The year 2021 has proven to be another challenging year for UK veterinary professionals in many specialities, and parasite control has presented its own set of challenges. These have focused largely around the high numbers of rescue dogs continuing to be imported from abroad and the challenges of ensuring responsible parasiticide use in increasingly busy veterinary practices. Throughout, the European Council for Companion Animal Parasites UK & Ireland has continued to give parasite control advice, raise awareness of the changing parasite landscape in the UK and promote the need for risk-based parasite control and routine diagnostic surveillance. So what did 2021 hold for parasites and their control?

The numbers of rescue dogs imported into the UK for rehoming remained high in 2021, providing ongoing potential for the introduction of exotic parasites into the UK (Figure 1).

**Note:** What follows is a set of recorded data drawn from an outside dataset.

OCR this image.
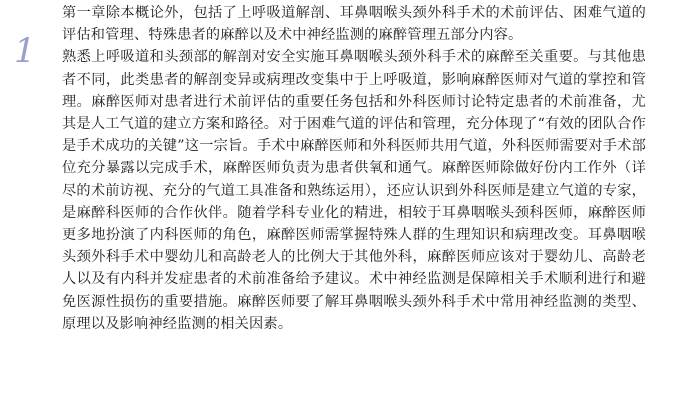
1

第一章除本概论外，包括了上呼吸道解剖、耳鼻咽喉头颈外科手术的术前评估、困难气道的评估和管理、特殊患者的麻醉以及术中神经监测的麻醉管理五部分内容。

熟悉上呼吸道和头颈部的解剖对安全实施耳鼻咽喉头颈外科手术的麻醉至关重要。与其他患者不同，此类患者的解剖变异或病理改变集中于上呼吸道，影响麻醉医师对气道的掌控和管理。麻醉医师对患者进行术前评估的重要任务包括和外科医师讨论特定患者的术前准备，尤其是人工气道的建立方案和路径。对于困难气道的评估和管理，充分体现了“有效的团队合作是手术成功的关键”这一宗旨。手术中麻醉医师和外科医师共用气道，外科医师需要对手术部位充分暴露以完成手术，麻醉医师负责为患者供氧和通气。麻醉医师除做好份内工作外（详尽的术前访视、充分的气道工具准备和熟练运用），还应认识到外科医师是建立气道的专家，是麻醉科医师的合作伙伴。随着学科专业化的精进，相较于耳鼻咽喉头颈科医师，麻醉医师更多地扮演了内科医师的角色，麻醉医师需掌握特殊人群的生理知识和病理改变。耳鼻咽喉头颈外科手术中婴幼儿和高龄老人的比例大于其他外科，麻醉医师应该对于婴幼儿、高龄老人以及有内科并发症患者的术前准备给予建议。术中神经监测是保障相关手术顺利进行和避免医源性损伤的重要措施。麻醉医师要了解耳鼻咽喉头颈外科手术中常用神经监测的类型、原理以及影响神经监测的相关因素。
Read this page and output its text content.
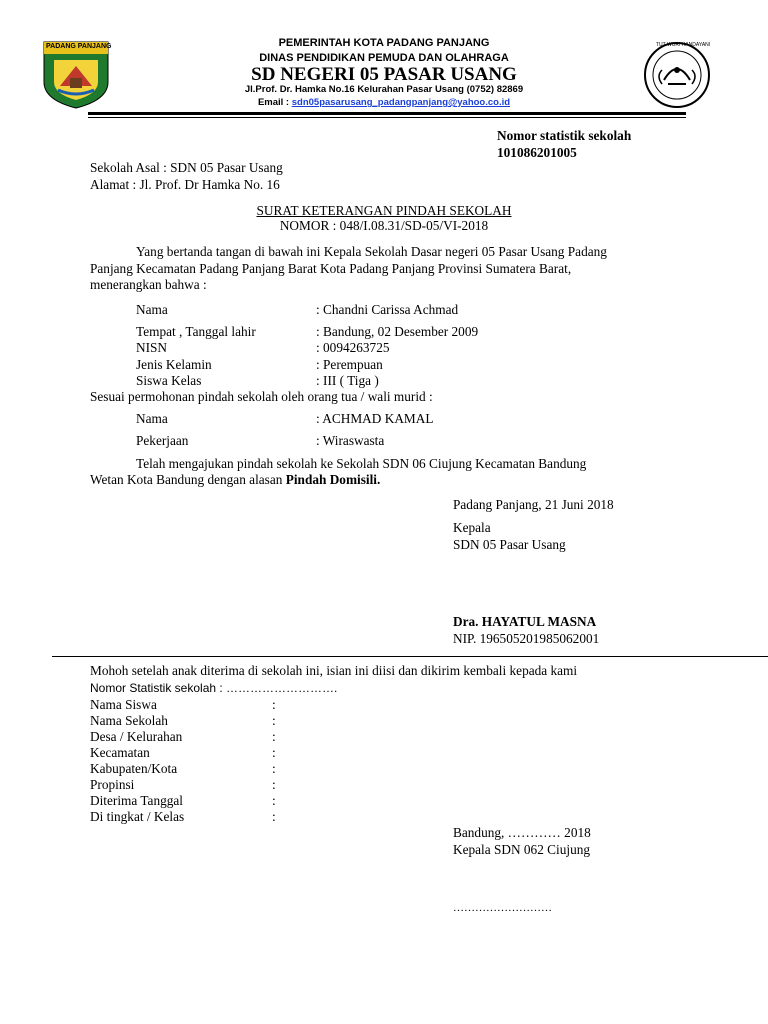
PADANG PANJANG	TUT WURI HANDAYANI
PEMERINTAH KOTA PADANG PANJANG
DINAS PENDIDIKAN PEMUDA DAN OLAHRAGA
SD NEGERI 05 PASAR USANG
Jl.Prof. Dr. Hamka No.16 Kelurahan Pasar Usang (0752) 82869
Email : sdn05pasarusang_padangpanjang@yahoo.co.id
Nomor statistik sekolah
101086201005
Sekolah Asal : SDN 05 Pasar Usang
Alamat : Jl. Prof. Dr Hamka No. 16
SURAT KETERANGAN PINDAH SEKOLAH
NOMOR : 048/I.08.31/SD-05/VI-2018
Yang bertanda tangan di bawah ini Kepala Sekolah Dasar negeri 05 Pasar Usang Padang
Panjang Kecamatan Padang Panjang Barat Kota Padang Panjang Provinsi Sumatera Barat,
menerangkan bahwa :
Nama	: Chandni Carissa Achmad
Tempat , Tanggal lahir	: Bandung, 02 Desember 2009
NISN	: 0094263725
Jenis Kelamin	: Perempuan
Siswa Kelas	: III ( Tiga )
Sesuai permohonan pindah sekolah oleh orang tua / wali murid :
Nama	: ACHMAD KAMAL
Pekerjaan	: Wiraswasta
Telah mengajukan pindah sekolah ke Sekolah SDN 06 Ciujung Kecamatan Bandung
Wetan Kota Bandung dengan alasan Pindah Domisili.
Padang Panjang, 21 Juni 2018
Kepala
SDN 05 Pasar Usang
Dra. HAYATUL MASNA
NIP. 196505201985062001
Mohoh setelah anak diterima di sekolah ini, isian ini diisi dan dikirim kembali kepada kami
Nomor Statistik sekolah : ……………………….
Nama Siswa	:
Nama Sekolah	:
Desa / Kelurahan	:
Kecamatan	:
Kabupaten/Kota	:
Propinsi	:
Diterima Tanggal	:
Di tingkat / Kelas	:
Bandung, ………… 2018
Kepala SDN 062 Ciujung
………………………
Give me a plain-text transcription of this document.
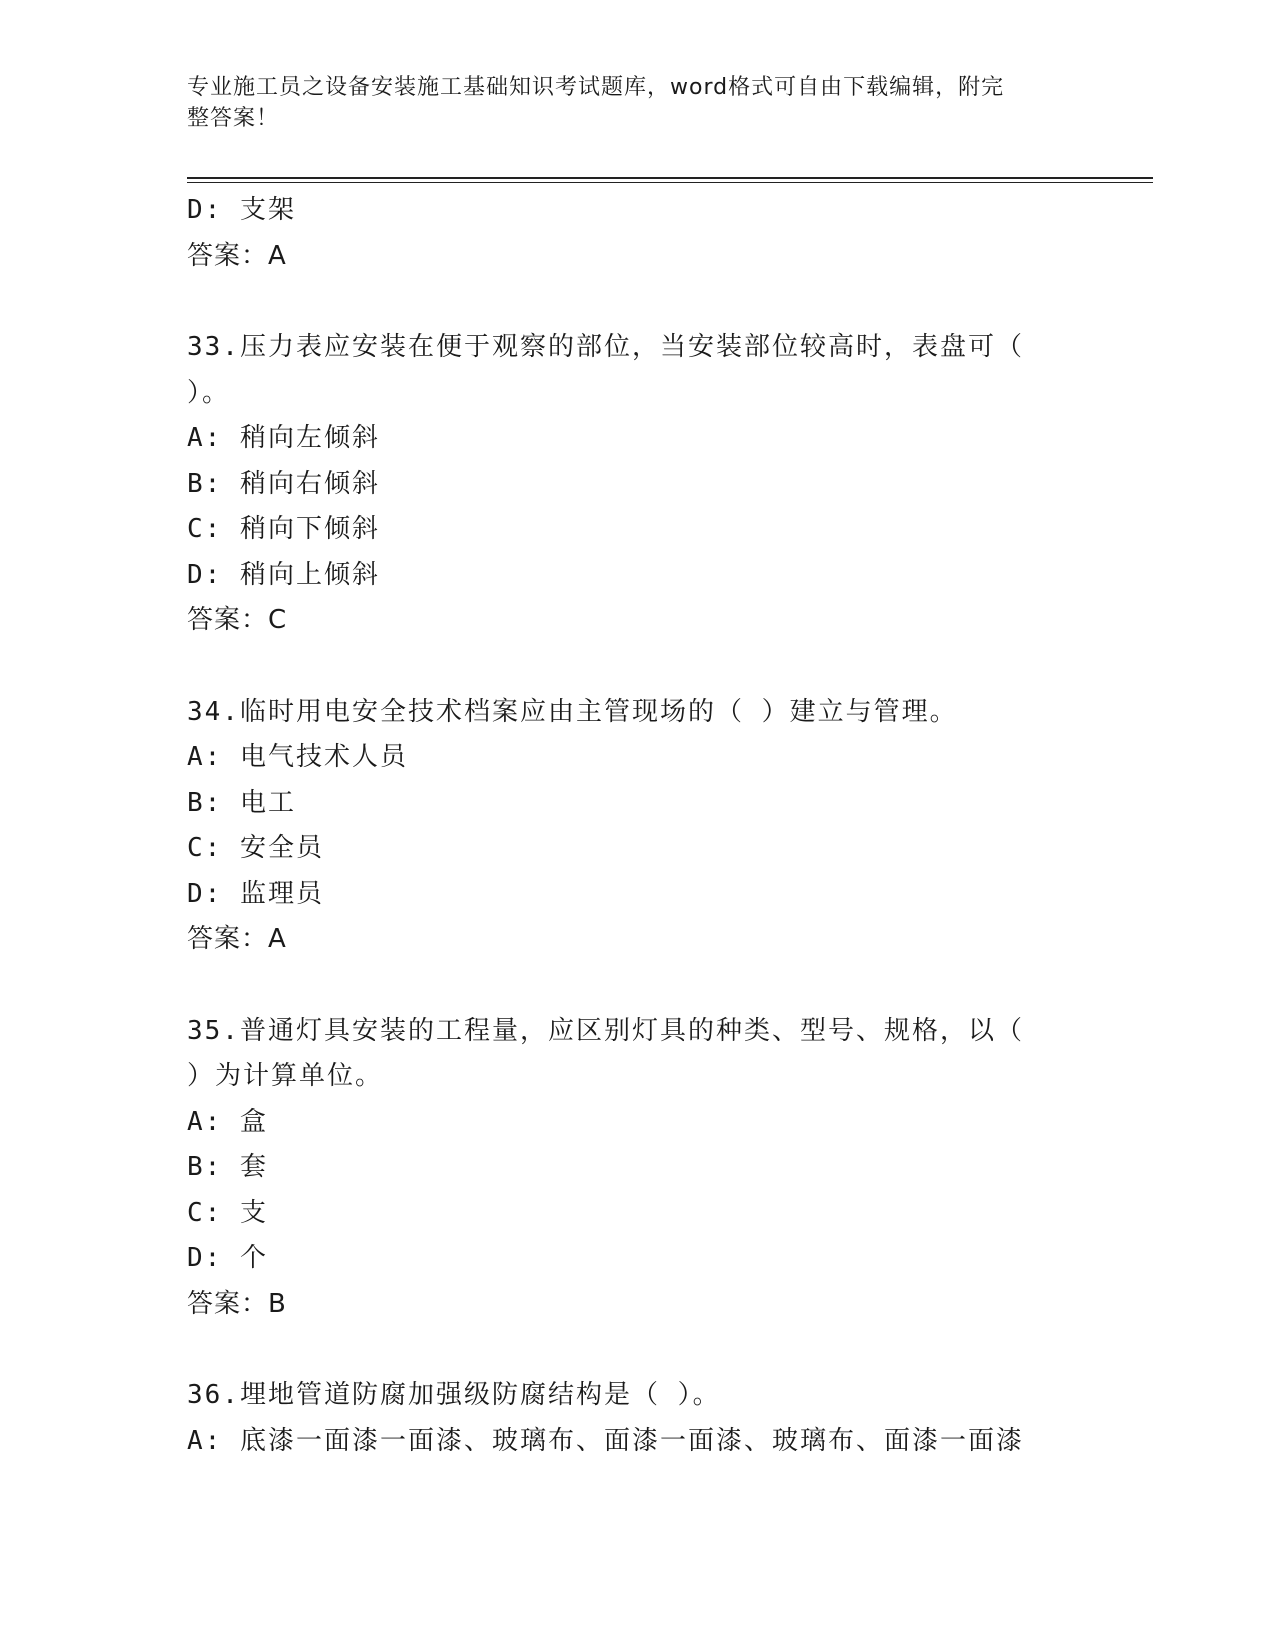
专业施工员之设备安装施工基础知识考试题库，word格式可自由下载编辑，附完
整答案！
D: 支架
答案：A
33.压力表应安装在便于观察的部位，当安装部位较高时，表盘可（
）。
A: 稍向左倾斜
B: 稍向右倾斜
C: 稍向下倾斜
D: 稍向上倾斜
答案：C
34.临时用电安全技术档案应由主管现场的（ ）建立与管理。
A: 电气技术人员
B: 电工
C: 安全员
D: 监理员
答案：A
35.普通灯具安装的工程量，应区别灯具的种类、型号、规格，以（
）为计算单位。
A: 盒
B: 套
C: 支
D: 个
答案：B
36.埋地管道防腐加强级防腐结构是（ ）。
A: 底漆一面漆一面漆、玻璃布、面漆一面漆、玻璃布、面漆一面漆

Heartworm and Leishmania cases reported to ESCCAP UK & Ireland remained high, having been imported from a wide variety of countries both from inside Europe and more distant locations such as South America, Africa and Asia. A case of Thelazia callipaeda infection in a dog imported from Serbia was also highlighted (Silverwood, 2021a), reminding us that this parasite remains endemic in eastern Europe and is likely both under diagnosed and under reported.

Chief Veterinary Officer, Christine Middlemiss, also highlighted the zoonotic risk of Brucella canis entering the UK in imported dogs (Middlemiss, 2021). This risk extends to veterinary professionals coming into contact with infected dogs in practice, as well as new owners and charity workers. Vigilance for relevant clinical signs in practice is vital, alongside screening dogs imported from endemic countries, both to reduce personal risk but also to help prevent establishment of this pathogen in the UK.